The tech firm is seeking to patent a system for protecting a machine learning model from “training data attacks,” IBM’s tech aims to keep AI models from sucking in public data that have potentially been compromised by bad actors.
“Attackers may manipulate the training data, e.g., by introducing additional samples, in such a fashion that humans or analytic systems cannot detect the change in the training data,” IBM noted. “This represents a serious threat to the behavior and predictions of machine-learning systems because unexpected and dangerous results may be generated.”
IBM’s tech aims to thwart this kind of threat by essentially applying a magnifying glass to the kind of data these models consume.

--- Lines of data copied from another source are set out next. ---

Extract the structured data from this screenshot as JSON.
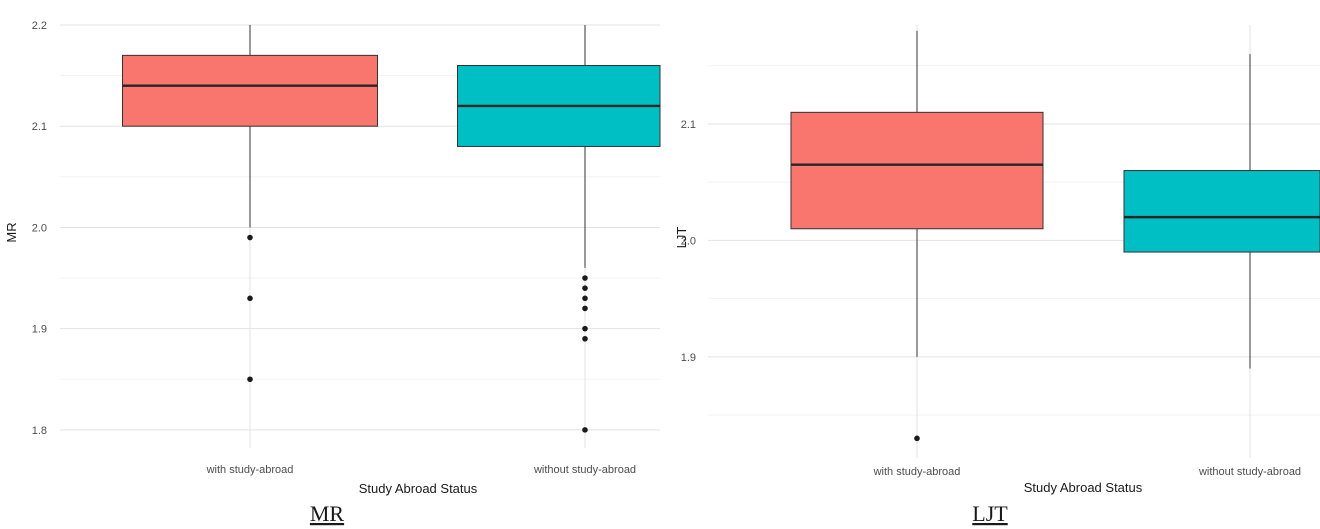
{
  "chart_data": [
    {
      "type": "box",
      "caption": "MR",
      "xlabel": "Study Abroad Status",
      "ylabel": "MR",
      "ylim": [
        1.79,
        2.2
      ],
      "yticks": [
        1.8,
        1.9,
        2.0,
        2.1,
        2.2
      ],
      "ytick_labels": [
        "1.8",
        "1.9",
        "2.0",
        "2.1",
        "2.2"
      ],
      "categories": [
        "with study-abroad",
        "without study-abroad"
      ],
      "colors": [
        "#F8766D",
        "#00BFC4"
      ],
      "boxes": [
        {
          "whisker_low": 2.0,
          "q1": 2.1,
          "median": 2.14,
          "q3": 2.17,
          "whisker_high": 2.2,
          "outliers": [
            1.99,
            1.93,
            1.85
          ]
        },
        {
          "whisker_low": 1.96,
          "q1": 2.08,
          "median": 2.12,
          "q3": 2.16,
          "whisker_high": 2.2,
          "outliers": [
            1.95,
            1.94,
            1.93,
            1.92,
            1.9,
            1.89,
            1.8
          ]
        }
      ],
      "grid": true
    },
    {
      "type": "box",
      "caption": "LJT",
      "xlabel": "Study Abroad Status",
      "ylabel": "LJT",
      "ylim": [
        1.82,
        2.185
      ],
      "yticks": [
        1.9,
        2.0,
        2.1
      ],
      "ytick_labels": [
        "1.9",
        "2.0",
        "2.1"
      ],
      "categories": [
        "with study-abroad",
        "without study-abroad"
      ],
      "colors": [
        "#F8766D",
        "#00BFC4"
      ],
      "boxes": [
        {
          "whisker_low": 1.9,
          "q1": 2.01,
          "median": 2.065,
          "q3": 2.11,
          "whisker_high": 2.18,
          "outliers": [
            1.83
          ]
        },
        {
          "whisker_low": 1.89,
          "q1": 1.99,
          "median": 2.02,
          "q3": 2.06,
          "whisker_high": 2.16,
          "outliers": []
        }
      ],
      "grid": true
    }
  ]
}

To break it down: This system starts by initially training a machine learning model on a set of “controlled training data,” in which high-quality and reliable data is carefully selected for the task at hand.

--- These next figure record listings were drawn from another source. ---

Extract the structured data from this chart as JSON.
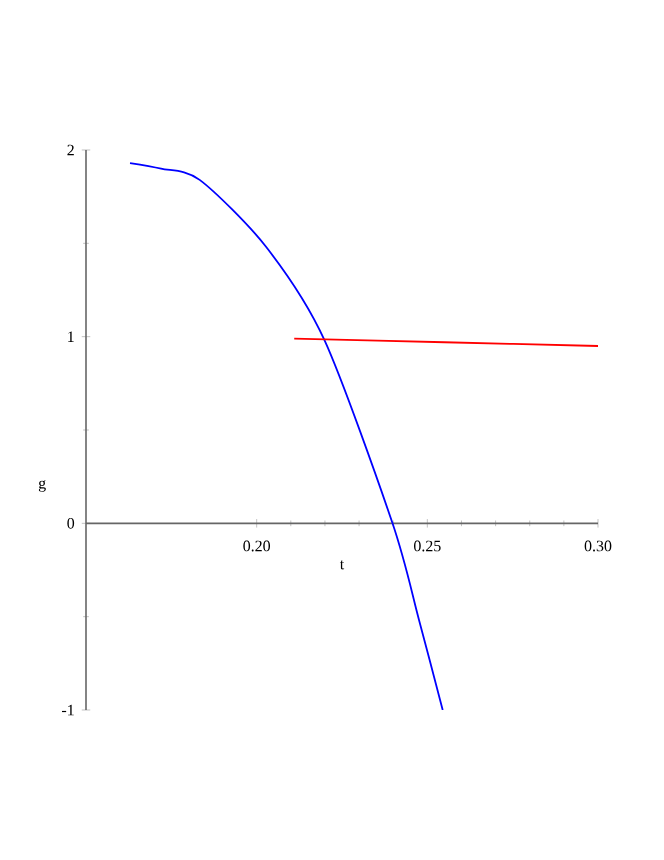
{
  "chart_data": {
    "type": "line",
    "xlabel": "t",
    "ylabel": "g",
    "xlim": [
      0.15,
      0.3
    ],
    "ylim": [
      -1,
      2
    ],
    "xticks": [
      {
        "value": 0.2,
        "label": "0.20"
      },
      0.25,
      {
        "value": 0.3,
        "label": "0.30"
      }
    ],
    "yticks": [
      -1,
      0,
      1,
      2
    ],
    "grid": false,
    "marker": "none",
    "line_style": "solid",
    "series": [
      {
        "color": "#0000ff",
        "x": [
          0.1629,
          0.172,
          0.1833,
          0.2028,
          0.2199,
          0.2398,
          0.2476,
          0.2545
        ],
        "values": [
          1.93,
          1.9,
          1.84,
          1.48,
          0.98,
          0.0,
          -0.52,
          -1.0
        ]
      },
      {
        "color": "#ff0000",
        "x": [
          0.211,
          0.255,
          0.3
        ],
        "values": [
          0.99,
          0.97,
          0.95
        ]
      }
    ]
  }
}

After the first round of training, the system turns to the larger pool of public data to identify which of it may be “high impact,” or which data points may have a larger sway on the model during training.
Once the system identifies those data points, it creates an artificial “pseudo-malicious training data set” using a generative model. This set of data will essentially train the model on what attacks it may expect, so that it “may be hardened against malicious training data introduced by attackers.”

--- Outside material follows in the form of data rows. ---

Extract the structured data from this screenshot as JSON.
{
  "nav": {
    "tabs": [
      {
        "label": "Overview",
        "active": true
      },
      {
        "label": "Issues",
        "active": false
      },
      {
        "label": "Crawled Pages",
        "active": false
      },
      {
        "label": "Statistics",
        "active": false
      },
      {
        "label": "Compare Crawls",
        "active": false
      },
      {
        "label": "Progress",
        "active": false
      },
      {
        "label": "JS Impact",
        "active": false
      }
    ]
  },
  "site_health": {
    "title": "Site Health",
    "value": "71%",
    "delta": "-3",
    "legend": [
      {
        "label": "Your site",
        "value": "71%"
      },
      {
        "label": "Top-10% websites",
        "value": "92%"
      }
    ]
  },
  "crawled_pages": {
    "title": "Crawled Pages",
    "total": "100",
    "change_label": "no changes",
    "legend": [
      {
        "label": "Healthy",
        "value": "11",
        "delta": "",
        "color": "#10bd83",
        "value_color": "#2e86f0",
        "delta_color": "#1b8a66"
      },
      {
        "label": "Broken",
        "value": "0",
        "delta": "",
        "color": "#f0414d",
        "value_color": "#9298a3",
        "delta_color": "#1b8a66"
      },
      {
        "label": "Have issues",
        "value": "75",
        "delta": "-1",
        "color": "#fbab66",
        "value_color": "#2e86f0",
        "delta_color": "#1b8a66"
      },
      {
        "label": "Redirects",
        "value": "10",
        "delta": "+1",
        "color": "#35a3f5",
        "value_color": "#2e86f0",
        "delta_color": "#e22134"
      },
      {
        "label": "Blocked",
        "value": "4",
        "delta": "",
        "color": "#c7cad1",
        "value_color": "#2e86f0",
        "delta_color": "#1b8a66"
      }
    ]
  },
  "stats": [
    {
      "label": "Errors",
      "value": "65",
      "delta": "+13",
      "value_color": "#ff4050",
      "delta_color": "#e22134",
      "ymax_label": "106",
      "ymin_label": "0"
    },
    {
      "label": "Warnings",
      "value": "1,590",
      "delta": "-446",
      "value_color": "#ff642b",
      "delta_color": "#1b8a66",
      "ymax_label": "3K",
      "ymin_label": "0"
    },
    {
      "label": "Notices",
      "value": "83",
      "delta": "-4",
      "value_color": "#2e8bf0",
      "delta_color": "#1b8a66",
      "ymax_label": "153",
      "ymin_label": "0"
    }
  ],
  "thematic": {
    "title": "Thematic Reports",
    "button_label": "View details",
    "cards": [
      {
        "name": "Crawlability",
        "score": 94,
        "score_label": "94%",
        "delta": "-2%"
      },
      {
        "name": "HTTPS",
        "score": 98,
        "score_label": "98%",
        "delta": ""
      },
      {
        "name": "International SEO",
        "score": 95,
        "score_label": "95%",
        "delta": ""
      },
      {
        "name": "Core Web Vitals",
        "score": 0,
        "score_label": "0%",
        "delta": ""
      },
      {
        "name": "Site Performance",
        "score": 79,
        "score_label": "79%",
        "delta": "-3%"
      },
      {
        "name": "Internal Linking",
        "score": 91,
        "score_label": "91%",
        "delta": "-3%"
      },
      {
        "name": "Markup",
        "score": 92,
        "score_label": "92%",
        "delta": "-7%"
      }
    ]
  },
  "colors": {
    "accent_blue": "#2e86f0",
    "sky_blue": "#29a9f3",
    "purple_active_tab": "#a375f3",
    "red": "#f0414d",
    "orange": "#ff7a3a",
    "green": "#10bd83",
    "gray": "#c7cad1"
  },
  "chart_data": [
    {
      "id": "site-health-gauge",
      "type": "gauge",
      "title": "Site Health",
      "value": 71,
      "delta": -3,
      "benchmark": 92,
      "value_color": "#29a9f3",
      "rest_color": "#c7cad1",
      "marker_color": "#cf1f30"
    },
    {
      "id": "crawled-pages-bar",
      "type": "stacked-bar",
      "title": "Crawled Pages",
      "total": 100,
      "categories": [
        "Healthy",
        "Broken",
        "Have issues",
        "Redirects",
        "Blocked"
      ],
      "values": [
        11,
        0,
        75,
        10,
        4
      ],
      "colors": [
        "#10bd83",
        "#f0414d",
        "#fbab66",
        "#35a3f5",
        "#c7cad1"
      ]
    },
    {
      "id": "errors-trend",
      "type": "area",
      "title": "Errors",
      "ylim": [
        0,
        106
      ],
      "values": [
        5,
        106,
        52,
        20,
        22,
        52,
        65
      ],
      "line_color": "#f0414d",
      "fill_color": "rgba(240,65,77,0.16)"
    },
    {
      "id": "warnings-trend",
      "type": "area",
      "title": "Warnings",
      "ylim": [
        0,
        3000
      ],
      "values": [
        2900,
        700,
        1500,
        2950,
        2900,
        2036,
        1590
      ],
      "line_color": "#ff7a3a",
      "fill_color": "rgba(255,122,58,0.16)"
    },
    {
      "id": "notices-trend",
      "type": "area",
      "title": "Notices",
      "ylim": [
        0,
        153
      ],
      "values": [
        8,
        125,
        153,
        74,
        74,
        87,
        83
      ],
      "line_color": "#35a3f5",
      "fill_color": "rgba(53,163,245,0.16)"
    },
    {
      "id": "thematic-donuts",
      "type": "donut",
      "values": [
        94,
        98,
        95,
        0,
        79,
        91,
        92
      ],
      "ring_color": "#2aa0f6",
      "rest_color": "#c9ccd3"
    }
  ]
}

Data is basically the DNA of an AI model: Whatever it takes in is fundamental to what it puts out. So if a model is taking in tons of bad data – particularly data that may have a high impact on the model’s performance – then the outcome may be an AI system that spits out inaccurate and biased information, said Arti Raman, founder and CEO of AI data security company Portal26.
While smaller, more constrained models may not grapple with this issue, large foundational models that suck up endless amounts of data from the internet may struggle with this. And since the average consumer uses free and publicly available models, like ChatGPT or Google Gemini, over small ones, “It’s almost the responsibility of the model provider to make sure that those models don’t go off the rails,” said Raman.
“It’s pretty important to make sure that we have stable technology when it’s available to large populations,” she noted.
IBM’s system provides a way to defend large models from being tainted by a well of bad data, essentially acting as a vaccine against training data attacks. This method essentially builds “guardrails” into the model itself, allowing it to detect and fight against bad data when it comes across it, Raman noted.
Whether using this tech on its own models, licensing it out to others, or both, gaining control over patents related to strengthening foundational models could help IBM solidify its place among AI giants. “Everybody wants to figure out how to make models not misbehave,” said Raman. “So I think filing a patent is a pretty smart thing.”